57. Dans ces circonstances, le Tribunal conclut que TPSGC n’a pas offert une explication raisonnable et convaincante, étayée par des éléments de preuve documentaire ou bien un ou plusieurs affidavits de membres de l’équipe d’évaluation financière ou de l’autorité contractante. Ce montant n’aurait pas pu, de façon raisonnable, demeurer inexpliqué si une équipe de quatre évaluateurs, comme ce doit être le cas, et non une seule autorité contractante, comme l’a laissé entendre TPSGC, avait effectué une évaluation financière et produit cette fiche de pointage qui constitue la dernière d’une série. Ce montant additionnel inscrit sur la fiche de pointage laisse entendre que selon la propre opinion de PWGSC, la solution d’Equinox était en effet calculable et supérieure à celle de LGS. Or, l’impossibilité de calculer le montant de la soumission est l’un des motifs invoqués pour le rejet de la proposition d’Equinox.

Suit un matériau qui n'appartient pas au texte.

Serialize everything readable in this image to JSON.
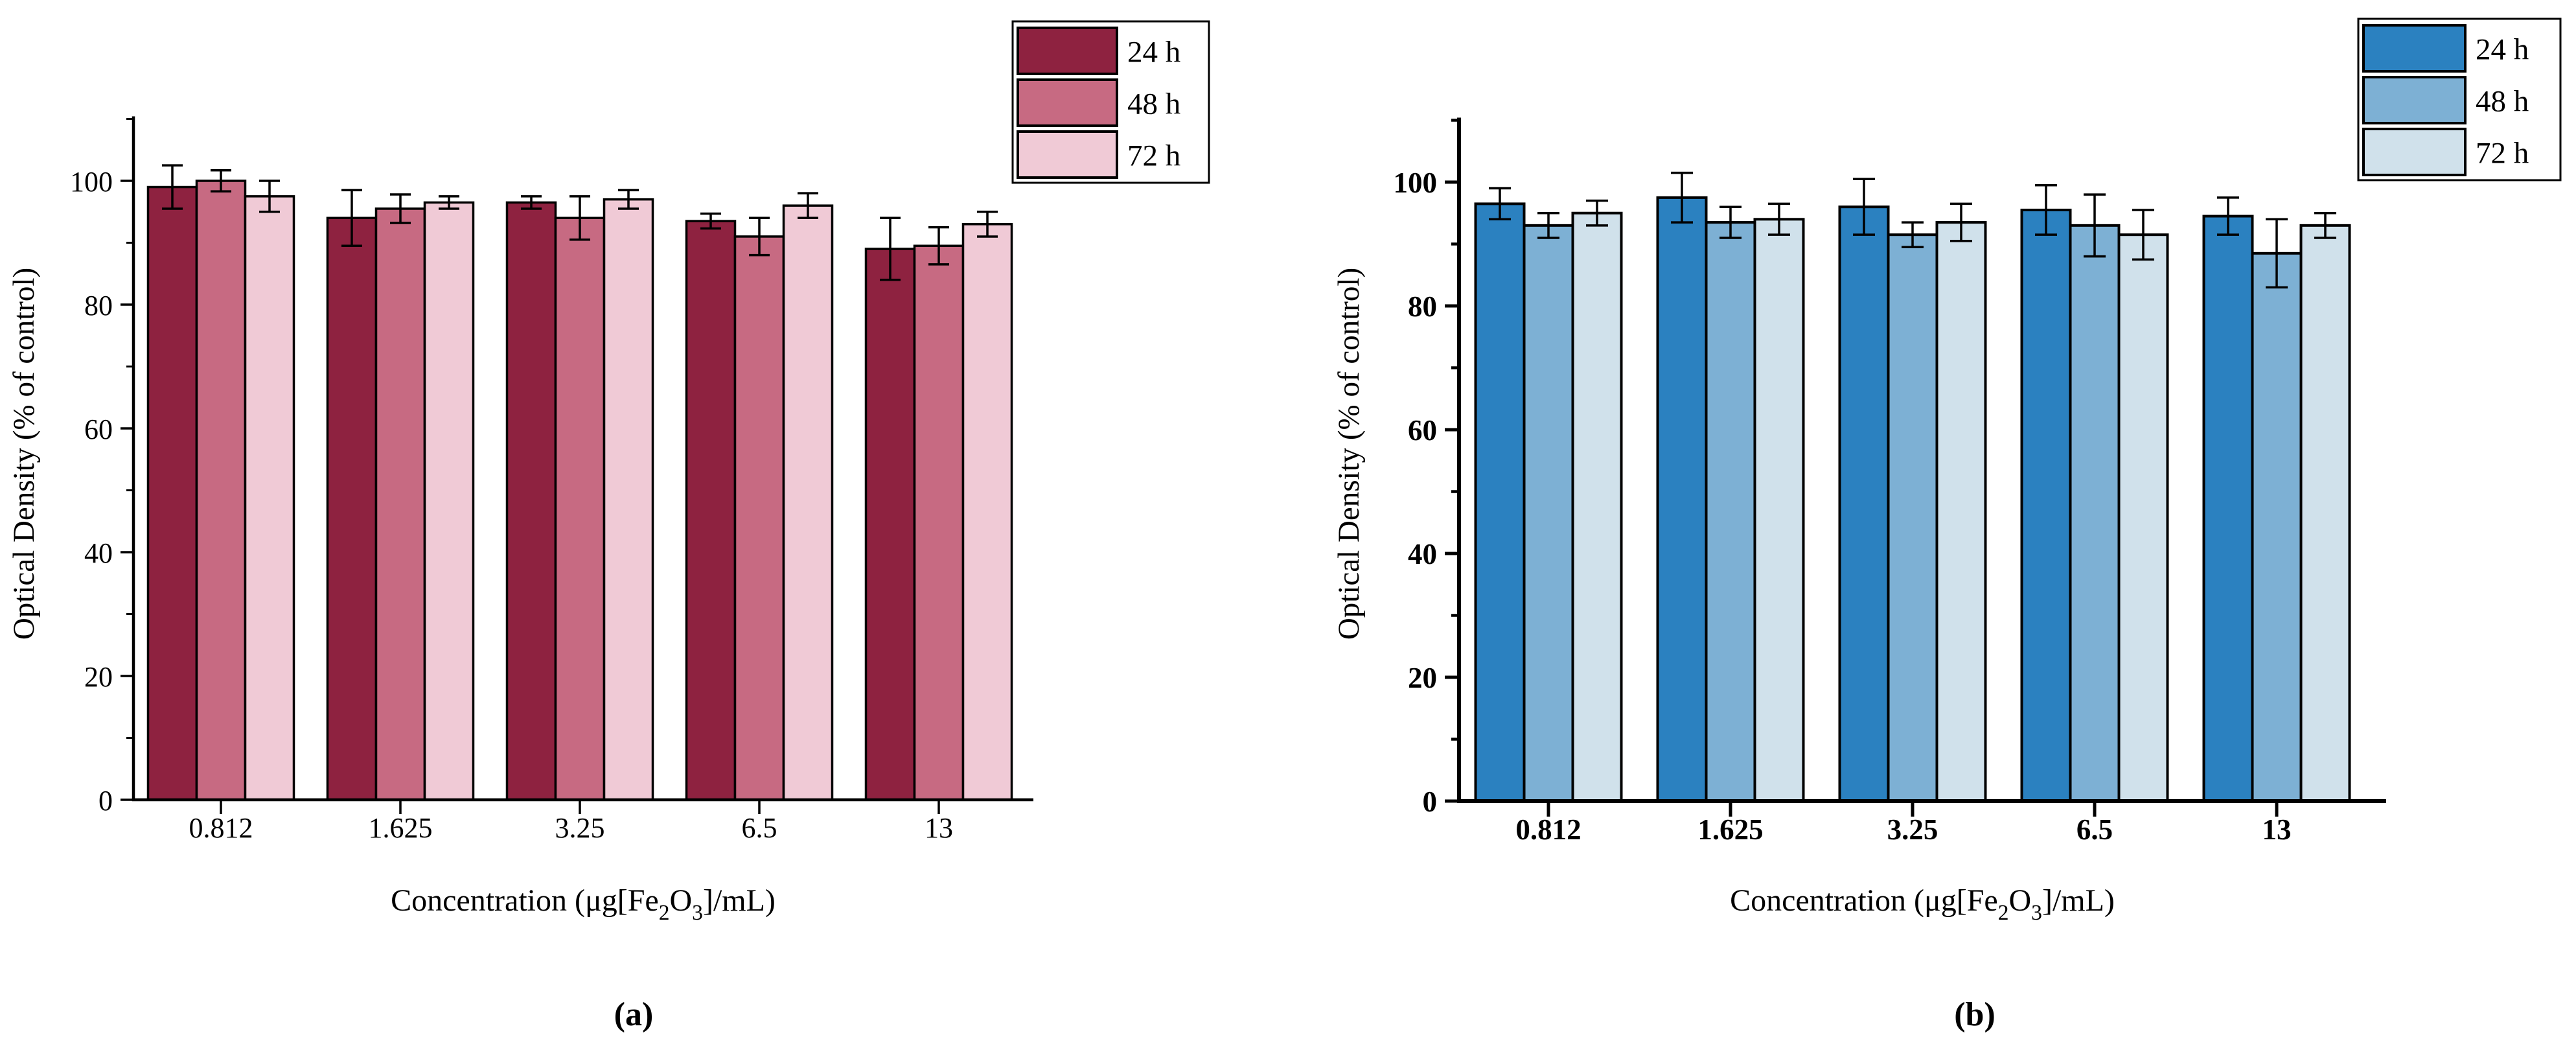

58. Cependant, TPSGC a décidé de ne pas se prévaloir de l’occasion qui lui était donnée de dissiper toute impression de mauvaise foi en donnant ladite explication; TPSGC a plutôt opté pour les hypothèses, les conjectures et la divulgation sélective de renseignements et a déclaré ce qui suit :

TPSGC ne peut véritablement expliquer toutes ces données différentes. On estime que, pour la présente version du document de travail, l’agent de négociation des contrats a formulé certaines hypothèses sur le fait que le système PV offert par Equinox exigeait certains des équipements périphériques et logiciels énumérés au tableau 4 de l’annexe D de la proposition financière d’Equinox [...].26

[Traduction, nos italiques]

59. TPSGC a ajouté ce qui suit :

TPSGC estime que l’agent de négociation des contrats a utilisé le document d’évaluation no 1 pour déterminer le coût évalué de la proposition d’Equinox après avoir tenté de corriger les erreurs décrites aux paragraphes 57 et 63 du RIF no 1. Le document d’évaluation no 1 est en fait un document de travail [...] TPSGC comprend que le montant dont on allègue l’ajout à la proposition financière d’Equinox représente le coût additionnel, qui corrige ces erreurs, estimé par l’agent de négociation des contrats [...] TPSGC soutient que rien ne limitait le droit de TPSGC de déclarer la proposition financière d’Equinox non conforme aux exigences obligatoires après qu’il ait tenté de chiffrer la proposition et d’obtenir des précisions de cette dernière27 .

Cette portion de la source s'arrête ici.